Four types of tests were performed –
· Two tests were performed on MOT tables and another two tests were performed on openGauss disk-based tables.
· Two of the tests were performed on a Single node (without high availability), meaning that no replication was performed to a secondary node. The other two tests were performed on Primary/Secondary nodes (with high availability), meaning that data written to the primary node was replicated to a secondary node.
MOT tables are represented in orange and disk-based tables are represented in blue.
Figure 1 ARM/Kunpeng 2-Socket 128 Cores – Performance Benchmarks
The results showed that:
· As expected, the performance of MOT tables is significantly greater than of disk-based tables in all cases.
· For a Single Node – 3.8M tpmC for MOT tables versus 1.5M tpmC for disk-based tables
· For a Primary/Secondary Node – 3.5M tpmC for MOT tables versus 1.2M tpmC for disk-based tables
· For production grade (high-availability) servers (Primary/Secondary Node) that require replication, the benefit of using MOT tables is even more significant than for a Single Node (without high-availability, meaning no replication).
· The MOT replication overhead of a Primary/Secondary High Availability scenario is 7% on ARM/Kunpeng and 2% on x86 servers, as opposed to the overhead of disk tables of 20% on ARM/Kunpeng and 15% on x86 servers.
Performance per CPU core
The following figure shows the TPC-C benchmark performance/throughput results per core of the tests performed on a Huawei ARM/Kunpeng server that has two sockets and 128 cores. The same four types of tests were performed (as described above).
Figure 2 ARM/Kunpeng 2-Socket 128 Cores – Performance per Core Benchmarks
The results showed that as expected, the performance of MOT tables is significantly greater per core than of disk-based tables in all cases. It also shows that for production grade (high-availability) servers (Primary/Secondary Node) that require replication, the benefit of using MOT tables is even more significant than for a Single Node (without high-availability, meaning no replication).
ARM/Kunpeng 4-Socket 256 Cores
The following demonstrates MOT's excellent concurrency control performance by showing the tpmC per quantity of connections.

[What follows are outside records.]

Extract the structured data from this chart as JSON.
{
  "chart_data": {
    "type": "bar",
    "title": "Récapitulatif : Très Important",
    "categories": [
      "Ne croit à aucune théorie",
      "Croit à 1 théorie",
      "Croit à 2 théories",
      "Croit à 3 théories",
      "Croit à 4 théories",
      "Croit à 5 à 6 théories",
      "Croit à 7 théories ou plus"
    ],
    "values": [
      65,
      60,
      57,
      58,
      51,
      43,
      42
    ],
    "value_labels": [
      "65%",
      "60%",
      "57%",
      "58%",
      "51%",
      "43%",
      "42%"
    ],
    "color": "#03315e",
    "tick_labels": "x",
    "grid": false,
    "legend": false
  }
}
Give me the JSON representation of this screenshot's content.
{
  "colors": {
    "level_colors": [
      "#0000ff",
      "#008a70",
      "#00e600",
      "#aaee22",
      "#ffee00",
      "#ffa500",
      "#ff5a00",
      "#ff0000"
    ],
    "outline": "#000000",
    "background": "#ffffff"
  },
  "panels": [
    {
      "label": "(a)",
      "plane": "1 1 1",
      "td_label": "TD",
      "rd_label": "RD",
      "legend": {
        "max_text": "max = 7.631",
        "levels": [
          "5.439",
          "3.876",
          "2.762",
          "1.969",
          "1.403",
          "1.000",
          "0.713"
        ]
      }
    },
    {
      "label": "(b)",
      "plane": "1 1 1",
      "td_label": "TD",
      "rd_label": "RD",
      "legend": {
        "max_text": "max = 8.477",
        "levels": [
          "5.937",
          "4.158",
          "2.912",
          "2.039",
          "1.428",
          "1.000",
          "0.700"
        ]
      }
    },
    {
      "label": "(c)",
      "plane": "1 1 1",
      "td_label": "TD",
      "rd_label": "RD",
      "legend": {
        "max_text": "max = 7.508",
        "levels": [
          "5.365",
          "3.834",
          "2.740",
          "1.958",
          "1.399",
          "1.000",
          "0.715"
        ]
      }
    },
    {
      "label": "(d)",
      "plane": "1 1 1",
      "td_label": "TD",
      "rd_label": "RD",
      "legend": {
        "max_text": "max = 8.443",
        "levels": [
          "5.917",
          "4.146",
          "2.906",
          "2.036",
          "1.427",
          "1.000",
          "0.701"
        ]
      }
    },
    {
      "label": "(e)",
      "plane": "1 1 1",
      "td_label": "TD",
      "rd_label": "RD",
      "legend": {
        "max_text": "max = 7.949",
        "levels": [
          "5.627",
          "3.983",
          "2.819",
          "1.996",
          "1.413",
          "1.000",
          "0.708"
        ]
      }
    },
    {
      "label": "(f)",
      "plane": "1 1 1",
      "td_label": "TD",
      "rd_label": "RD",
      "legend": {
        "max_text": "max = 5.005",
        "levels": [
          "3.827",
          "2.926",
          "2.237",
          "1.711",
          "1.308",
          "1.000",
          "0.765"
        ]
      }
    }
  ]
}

Figure 3 ARM/Kunpeng 4-Socket 256 Cores – Performance Benchmarks
The results show that performance increases significantly even when there are many cores and that peak performance of 4.8M tpmC is achieved at 768 connections.
x86-based Servers
· 8-Socket 384 Cores
The following demonstrates MOT’s excellent concurrency control performance by comparing the tpmC per quantity of connections between disk-based tables and MOT. This test was performed on an x86 server with eight sockets and 384 cores. The orange represents the results of the MOT table.
Figure 4 x86 8-Socket 384 Cores – Performance Benchmarks
The results show that MOT tables significantly outperform disk-based tables and have very highly efficient performance per core on a 386 core server, reaching over 3M tpmC / core.
· 4-Socket 96 Cores
3.9 million tpmC was achieved by MOT on this 4-socket 96 cores server. The following figure shows a highly efficient MOT table performance per core reaching 40,000 tpmC / core.